En conclusion, dans cette étude, les taux de fragmentation de l'ADN spermatique au-delà de 19% donc nettement plus bas que les taux de 30% généralement admis dans la littérature, sont corrélés avec une diminution des grossesses évolutives en ICSI. Ces constatations ne sont pas retrouvées en fécondation in vitro où le spermatozoïde fécondant est choisi naturellement.

Dans ce cadre, on estime que les spermatozoïdes atteints par une fragmentation de leur ADN ont nettement moins de chances de féconder l'ovocyte mature, alors qu'ils pourraient être choisis par le biologiste lors d'une ICSI utilisant un microscope classique ne visualisant pas l'ensemble des altérations spermatiques. Le microscope à haute magnitïcation de Bartoov pourrait apporter une amélioration dans le choix des spermatozoïdes lorsque la fragmentation de l'ADN spermatique est retrouvée élevée et en particulier supérieure à 19%.

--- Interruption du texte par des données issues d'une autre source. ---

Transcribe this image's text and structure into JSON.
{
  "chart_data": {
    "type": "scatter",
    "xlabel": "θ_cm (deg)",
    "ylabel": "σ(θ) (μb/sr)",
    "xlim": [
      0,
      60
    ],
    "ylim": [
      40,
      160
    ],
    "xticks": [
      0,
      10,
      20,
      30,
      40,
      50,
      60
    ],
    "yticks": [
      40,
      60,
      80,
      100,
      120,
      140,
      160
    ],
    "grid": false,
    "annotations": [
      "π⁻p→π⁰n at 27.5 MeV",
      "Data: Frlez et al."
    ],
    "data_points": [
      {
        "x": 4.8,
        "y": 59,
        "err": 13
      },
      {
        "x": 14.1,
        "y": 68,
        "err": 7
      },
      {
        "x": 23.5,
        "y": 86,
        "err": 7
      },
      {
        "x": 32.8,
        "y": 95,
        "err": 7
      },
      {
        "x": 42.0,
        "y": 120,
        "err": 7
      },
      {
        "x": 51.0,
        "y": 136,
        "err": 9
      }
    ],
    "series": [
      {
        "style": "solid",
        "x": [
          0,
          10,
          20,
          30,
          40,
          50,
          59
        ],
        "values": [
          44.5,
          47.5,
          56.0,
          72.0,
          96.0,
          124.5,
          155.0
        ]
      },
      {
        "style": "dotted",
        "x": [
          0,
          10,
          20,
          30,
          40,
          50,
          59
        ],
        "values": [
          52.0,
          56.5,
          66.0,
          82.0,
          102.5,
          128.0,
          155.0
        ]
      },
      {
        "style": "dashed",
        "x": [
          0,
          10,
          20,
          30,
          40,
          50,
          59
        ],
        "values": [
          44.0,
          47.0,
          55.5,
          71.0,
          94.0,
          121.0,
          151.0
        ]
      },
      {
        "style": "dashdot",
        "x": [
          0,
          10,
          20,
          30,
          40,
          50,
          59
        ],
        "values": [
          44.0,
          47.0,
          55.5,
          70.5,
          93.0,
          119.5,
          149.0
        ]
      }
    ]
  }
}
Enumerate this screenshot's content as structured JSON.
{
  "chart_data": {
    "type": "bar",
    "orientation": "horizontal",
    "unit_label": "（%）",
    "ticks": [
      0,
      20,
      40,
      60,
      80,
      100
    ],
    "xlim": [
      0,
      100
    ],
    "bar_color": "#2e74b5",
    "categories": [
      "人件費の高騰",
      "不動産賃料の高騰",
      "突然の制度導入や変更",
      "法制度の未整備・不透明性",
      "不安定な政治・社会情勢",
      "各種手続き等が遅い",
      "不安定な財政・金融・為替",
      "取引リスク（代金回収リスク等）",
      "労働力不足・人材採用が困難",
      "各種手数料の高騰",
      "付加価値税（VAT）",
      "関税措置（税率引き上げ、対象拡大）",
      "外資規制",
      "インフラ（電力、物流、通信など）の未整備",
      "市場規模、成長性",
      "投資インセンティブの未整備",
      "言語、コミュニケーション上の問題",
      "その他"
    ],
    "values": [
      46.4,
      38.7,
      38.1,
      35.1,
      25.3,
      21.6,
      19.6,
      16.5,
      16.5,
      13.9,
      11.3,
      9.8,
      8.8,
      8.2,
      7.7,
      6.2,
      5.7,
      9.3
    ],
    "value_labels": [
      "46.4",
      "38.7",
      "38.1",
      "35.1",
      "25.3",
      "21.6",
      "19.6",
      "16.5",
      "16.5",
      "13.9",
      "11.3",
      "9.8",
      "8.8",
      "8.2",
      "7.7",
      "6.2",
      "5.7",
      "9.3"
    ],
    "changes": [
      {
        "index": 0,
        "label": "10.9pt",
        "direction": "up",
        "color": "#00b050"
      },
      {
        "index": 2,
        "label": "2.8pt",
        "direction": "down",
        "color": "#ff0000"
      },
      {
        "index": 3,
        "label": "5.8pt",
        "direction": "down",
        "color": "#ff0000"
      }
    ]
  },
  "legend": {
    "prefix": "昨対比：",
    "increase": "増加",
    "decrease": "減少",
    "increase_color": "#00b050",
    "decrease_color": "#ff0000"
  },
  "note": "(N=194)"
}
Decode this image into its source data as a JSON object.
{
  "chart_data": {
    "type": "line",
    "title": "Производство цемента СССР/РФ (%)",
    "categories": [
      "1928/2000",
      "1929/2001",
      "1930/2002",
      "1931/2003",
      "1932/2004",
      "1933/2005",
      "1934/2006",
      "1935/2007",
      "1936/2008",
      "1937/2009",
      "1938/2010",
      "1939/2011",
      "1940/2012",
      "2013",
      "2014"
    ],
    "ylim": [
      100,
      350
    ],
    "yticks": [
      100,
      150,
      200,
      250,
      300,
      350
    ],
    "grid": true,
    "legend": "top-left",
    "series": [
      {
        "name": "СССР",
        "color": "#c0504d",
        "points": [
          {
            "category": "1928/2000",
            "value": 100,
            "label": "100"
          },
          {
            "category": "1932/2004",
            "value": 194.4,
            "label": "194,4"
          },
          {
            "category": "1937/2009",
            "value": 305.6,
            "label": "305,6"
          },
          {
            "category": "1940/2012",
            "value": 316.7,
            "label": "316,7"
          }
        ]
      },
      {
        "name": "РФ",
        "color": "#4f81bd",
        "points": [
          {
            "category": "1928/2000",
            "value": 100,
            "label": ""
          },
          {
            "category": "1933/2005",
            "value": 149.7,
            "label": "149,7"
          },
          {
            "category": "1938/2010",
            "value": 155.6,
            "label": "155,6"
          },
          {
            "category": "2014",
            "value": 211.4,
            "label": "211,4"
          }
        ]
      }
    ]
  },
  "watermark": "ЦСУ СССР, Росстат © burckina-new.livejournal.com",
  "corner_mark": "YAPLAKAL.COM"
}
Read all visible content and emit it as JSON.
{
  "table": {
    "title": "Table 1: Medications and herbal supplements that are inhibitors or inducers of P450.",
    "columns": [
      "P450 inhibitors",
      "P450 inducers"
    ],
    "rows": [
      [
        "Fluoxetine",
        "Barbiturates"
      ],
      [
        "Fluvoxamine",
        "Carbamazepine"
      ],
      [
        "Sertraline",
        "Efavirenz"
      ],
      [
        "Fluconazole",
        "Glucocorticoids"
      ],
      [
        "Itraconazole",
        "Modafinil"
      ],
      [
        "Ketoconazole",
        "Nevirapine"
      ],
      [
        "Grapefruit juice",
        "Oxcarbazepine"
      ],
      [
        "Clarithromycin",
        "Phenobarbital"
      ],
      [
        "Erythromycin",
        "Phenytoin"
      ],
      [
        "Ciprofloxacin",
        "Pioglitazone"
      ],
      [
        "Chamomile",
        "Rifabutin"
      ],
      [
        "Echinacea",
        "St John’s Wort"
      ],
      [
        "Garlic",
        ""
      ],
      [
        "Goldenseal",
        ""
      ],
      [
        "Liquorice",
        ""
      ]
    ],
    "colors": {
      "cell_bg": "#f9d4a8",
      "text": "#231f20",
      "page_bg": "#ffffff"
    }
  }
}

Cette étude confirme par ailleurs que les taux élevés de fragmentation ADN spermatique n'ont pas de conséquence sur les taux de fécondation mais interviennent au-delà du 3eme jour de développement embryonnaire, stade à partir duquel l'embryon n'utilise plus les transcripts d'origine maternelle. Cette constatation explique la diminution du taux de blastocystes obtenus à partir de spermatozoïdes fragmentés ainsi que la diminution des taux d'implantation. Enfin, il est retrouvé dans cette étude une corrélation forte entre les taux de fragmentation d'ADN spermatique et la chute de la mobilité des spermatozoïdes ainsi que les anomalies de la pièce intermédiaire retrouvées dans le spermocytogramme. Ces deux anomalies, chute de mobilité et anomalies de la pièce intermédiaire spermatique, doivent pour ses auteurs faire suspecter et rechercher un taux élevé de fragmentation d'ADN spermatique.